Durant ces cinquante années de travaux, la vie de Buffon est uniforme. Chaque année, il vient passer quelques mois à Paris pour les devoirs et les obligations de sa place, pour les intérêts de l’établissement auquel il préside et dont il accroît chaque jour l’importance. Puis il retourne habiter la plus grande partie de l’année à Montbard pour s’y livrer à l’étude et à la composition. On l’a souvent représenté dans celle habitation rurale et féodale, dans sa tour où il s’enferme dès le matin pour méditer et pour écrire. Je regrette qu’un peu de plaisanterie se soit mêlé sous nos plumes françaises à l’idée de respect et de vénération qu’une telle existence devait avant tout inspirer. Au milieu de cette vie tumultueuse, de cette vie dissipée et morcelée du xviiie  siècle, Buffon s’isole ; il trouve dans la force de son caractère, dans son amour élevé de la gloire et dans le puissant intérêt de l’étude immense à laquelle il s’est voué, de quoi résister à toutes les irritations, à toutes les chétives tentations d’alentour. Remarquez comme tous, plus ou moins, y cèdent et y succombent, excepté lui ; je dis tous, et je parle des plus grands. Voltaire, on le sait trop, ne vit que de combats et de querelles ; le pauvre Jean-Jacques en meurt durant vingt années, et sa tête s’égare à vouloir répondre aux méchants propos et aux calomnies. Montesquieu lui-même ne reste point calme si on le prend à partie. Son Esprit des lois paraissait en même temps que les premiers tomes de Buffon. Le Gazetier janséniste attaqua vivement les deux ouvrages, et Montesquieu plus violemment encore que Buffon : Montesquieu, aussitôt, prit la plume :

Il a répondu par une brochure assez épaisse et du meilleur ton, écrivait Buffon à un ami (21 mars 1750) ; sa réponse a parfaitement réussi. Malgré cet exemple, je crois que j’agirai différemment, et que je ne répondrai pas un seul mot. Chacun a sa délicatesse d’amour-propre. La mienne va jusqu’à croire que de certaines gens ne peuvent pas même m’offenser46.

Tel fut constamment le principe de conduite de Buffon, laisser la calomnie retomber sur elle-même. Et reporté vingt-huit ans après sur le même sujet d’attaque en reprenant, dans ses Époques de la nature, ce même ensemble de vues et de travaux :

Tâchons néanmoins, disait-il, de rendre la vérité plus palpable ; augmentons le nombre des probabilités ; rendons la vraisemblance plus grande ; ajoutons lumières sur lumières, en réunissant les faits, en accumulant les preuves, et laissons-nous juger ensuite sans inquiétude et sans appel ; car j’ai toujours pensé qu’un homme qui écrit doit s’occuper uniquement de son sujet et nullement de soi ; qu’il est contre la bienséance de vouloir en occuper les autres, et que, par conséquent, les critiques personnelles doivent demeurer sans réponse.

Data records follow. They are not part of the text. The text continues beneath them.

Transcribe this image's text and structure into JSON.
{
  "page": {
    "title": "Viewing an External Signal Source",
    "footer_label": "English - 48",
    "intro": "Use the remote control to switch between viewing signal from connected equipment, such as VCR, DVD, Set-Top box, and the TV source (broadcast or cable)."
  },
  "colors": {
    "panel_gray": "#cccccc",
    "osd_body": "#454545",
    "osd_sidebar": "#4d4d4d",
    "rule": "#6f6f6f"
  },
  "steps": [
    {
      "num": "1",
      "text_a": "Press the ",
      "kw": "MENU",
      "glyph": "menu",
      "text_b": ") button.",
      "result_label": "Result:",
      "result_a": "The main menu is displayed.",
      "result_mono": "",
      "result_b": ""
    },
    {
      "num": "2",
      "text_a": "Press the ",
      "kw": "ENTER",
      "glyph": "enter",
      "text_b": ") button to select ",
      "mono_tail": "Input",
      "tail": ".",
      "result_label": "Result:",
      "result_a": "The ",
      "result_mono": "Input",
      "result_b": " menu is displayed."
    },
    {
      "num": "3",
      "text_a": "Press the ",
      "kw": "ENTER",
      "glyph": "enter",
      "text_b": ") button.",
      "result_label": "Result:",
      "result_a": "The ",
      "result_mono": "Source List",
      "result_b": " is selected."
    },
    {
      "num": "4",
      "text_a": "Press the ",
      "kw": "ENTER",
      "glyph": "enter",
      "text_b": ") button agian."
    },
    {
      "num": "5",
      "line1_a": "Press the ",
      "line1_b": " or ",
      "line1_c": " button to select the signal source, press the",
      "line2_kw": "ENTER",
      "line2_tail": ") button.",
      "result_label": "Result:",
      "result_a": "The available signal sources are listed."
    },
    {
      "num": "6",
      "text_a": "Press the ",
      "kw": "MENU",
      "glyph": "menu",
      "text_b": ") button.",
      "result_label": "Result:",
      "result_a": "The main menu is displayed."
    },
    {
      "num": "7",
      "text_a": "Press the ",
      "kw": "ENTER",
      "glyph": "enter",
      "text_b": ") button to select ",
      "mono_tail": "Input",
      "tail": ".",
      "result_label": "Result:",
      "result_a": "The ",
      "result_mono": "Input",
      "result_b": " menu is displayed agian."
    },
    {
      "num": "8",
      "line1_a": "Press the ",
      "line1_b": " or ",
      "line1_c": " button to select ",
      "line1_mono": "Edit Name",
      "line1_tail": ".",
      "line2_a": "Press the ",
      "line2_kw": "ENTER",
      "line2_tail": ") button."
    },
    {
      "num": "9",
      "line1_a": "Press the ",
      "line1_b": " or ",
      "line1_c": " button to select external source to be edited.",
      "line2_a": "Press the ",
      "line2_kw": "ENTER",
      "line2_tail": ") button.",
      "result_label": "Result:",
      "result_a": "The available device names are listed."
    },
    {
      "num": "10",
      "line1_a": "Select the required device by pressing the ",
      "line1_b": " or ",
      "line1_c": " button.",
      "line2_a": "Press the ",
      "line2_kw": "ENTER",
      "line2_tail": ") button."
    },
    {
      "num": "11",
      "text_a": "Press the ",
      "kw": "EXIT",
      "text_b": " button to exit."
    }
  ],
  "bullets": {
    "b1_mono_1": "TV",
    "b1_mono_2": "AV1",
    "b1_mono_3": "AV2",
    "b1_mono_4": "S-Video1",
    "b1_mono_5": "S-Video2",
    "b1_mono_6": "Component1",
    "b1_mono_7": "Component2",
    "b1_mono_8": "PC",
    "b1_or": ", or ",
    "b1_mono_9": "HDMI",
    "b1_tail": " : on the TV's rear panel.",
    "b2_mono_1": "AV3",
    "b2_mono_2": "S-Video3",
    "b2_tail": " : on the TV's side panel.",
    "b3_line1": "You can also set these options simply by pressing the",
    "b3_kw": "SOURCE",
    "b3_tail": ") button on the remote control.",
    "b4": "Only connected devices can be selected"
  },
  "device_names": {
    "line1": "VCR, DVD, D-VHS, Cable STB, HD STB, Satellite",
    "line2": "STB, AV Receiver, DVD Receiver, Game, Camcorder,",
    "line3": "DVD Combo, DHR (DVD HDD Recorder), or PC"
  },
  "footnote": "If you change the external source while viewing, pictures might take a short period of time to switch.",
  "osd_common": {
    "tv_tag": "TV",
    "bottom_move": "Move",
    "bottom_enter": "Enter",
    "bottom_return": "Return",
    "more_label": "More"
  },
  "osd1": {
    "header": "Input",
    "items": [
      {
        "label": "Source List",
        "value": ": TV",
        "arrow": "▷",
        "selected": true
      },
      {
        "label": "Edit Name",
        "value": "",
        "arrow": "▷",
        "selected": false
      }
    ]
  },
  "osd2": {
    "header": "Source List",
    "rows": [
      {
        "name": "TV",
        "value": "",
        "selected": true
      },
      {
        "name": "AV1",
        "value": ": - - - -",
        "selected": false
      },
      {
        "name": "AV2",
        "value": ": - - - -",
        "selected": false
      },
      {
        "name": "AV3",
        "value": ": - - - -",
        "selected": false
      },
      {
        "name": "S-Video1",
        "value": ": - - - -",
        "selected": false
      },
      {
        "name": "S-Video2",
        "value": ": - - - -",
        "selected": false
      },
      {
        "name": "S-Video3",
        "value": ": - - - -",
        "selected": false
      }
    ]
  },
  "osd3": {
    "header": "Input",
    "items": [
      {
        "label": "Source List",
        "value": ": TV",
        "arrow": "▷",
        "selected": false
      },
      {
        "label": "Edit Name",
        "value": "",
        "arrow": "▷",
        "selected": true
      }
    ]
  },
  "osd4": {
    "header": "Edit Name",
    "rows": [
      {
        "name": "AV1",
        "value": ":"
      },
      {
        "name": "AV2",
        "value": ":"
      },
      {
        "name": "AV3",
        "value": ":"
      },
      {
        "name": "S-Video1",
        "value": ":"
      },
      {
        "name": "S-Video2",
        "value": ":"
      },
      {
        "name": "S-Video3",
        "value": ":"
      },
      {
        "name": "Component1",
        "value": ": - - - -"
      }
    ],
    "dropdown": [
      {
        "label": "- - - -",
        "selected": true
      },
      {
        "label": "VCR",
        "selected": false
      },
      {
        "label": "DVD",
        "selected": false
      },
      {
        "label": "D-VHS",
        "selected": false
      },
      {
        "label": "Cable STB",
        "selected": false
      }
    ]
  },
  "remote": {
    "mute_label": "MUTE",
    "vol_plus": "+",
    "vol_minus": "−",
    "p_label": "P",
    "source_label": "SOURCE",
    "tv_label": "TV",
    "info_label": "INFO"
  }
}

Cette haute dignité personnelle préside à toute la vie de Buffon. Il ne se laissa jamais détourner ni distraire un seul jour de cette contemplation et de cette description de la nature, pour laquelle la plus longue existence humaine était si courte encore. Voyons-le tel qu’il était à Montbard ; mais entrons-y non pas, comme le fit Hérault de Séchelles, en espion léger, infidèle et moqueur ; entrons-y plutôt avec ce sentiment élevé et pénétré qui fit que Jean-Jacques, passant à Montbard en 1770, voulut voir ce cabinet de travail qu’on a appelé le berceau de l’histoire naturelle, et en baisa à genoux le seuil. Le pavillon de travail de Buffon était à l’extrémité de ses jardins, et l’on y arrivait de terrasse en terrasse en montant. Dès six heures du matin, il s’y rendait chaque jour. En plein été il travaillait dans un cabinet très élevé, et dont la voûte ressemblait à celle des églises et des anciennes chapelles : « M. de Buffon, dit Mme Necker, pense mieux et plus facilement dans la grande élévation de sa tour, à Montbard, où l’air est plus pur ; c’est une observation qu’il a faite souvent. » Là, dans une salle nue, devant un secrétaire de bois, il méditait, il écrivait. Point de papiers devant lui, point de livres entassés ; toute cette érudition et cette paperasserie ne faisaient que gêner Buffon. Un sujet profondément médité, la contemplation, le silence et la solitude, c’étaient là sa matière et ses instruments. Dans un autre cabinet un peu moins élevé et moins froid que le premier, et où il travaillait aussi, il n’y avait de plus pour ornement sur la muraille que la gravure de Newton, — le grand interprète de la nature. On a voulu plaisanter sur la toilette que Buffon faisait avant de se mettre à écrire. Buffon, dès son lever chaque matin, avait l’habitude de se faire habiller et coiffer selon l’usage du temps ; il croyait que le vêtement de l’homme fait partie de sa personne. Hors de là, tout, dans son cabinet de travail, exprimait la simplicité. Hume a rendu l’impression que Buffon fit sur lui en disant que pour le port et la démarche, il répondait plutôt à l’idée d’un maréchal de France qu’à celle d’un homme de lettres. L’empreinte des plus hautes idées était sur sa physionomie. « Des sourcils noirs, ombrageant des yeux noirs très actifs », ressortaient encore plus sous de beaux cheveux blancs. L’élévation, le calme, la dignité, la conscience de sa force, c’était ce qui se marquait dans toute sa personne.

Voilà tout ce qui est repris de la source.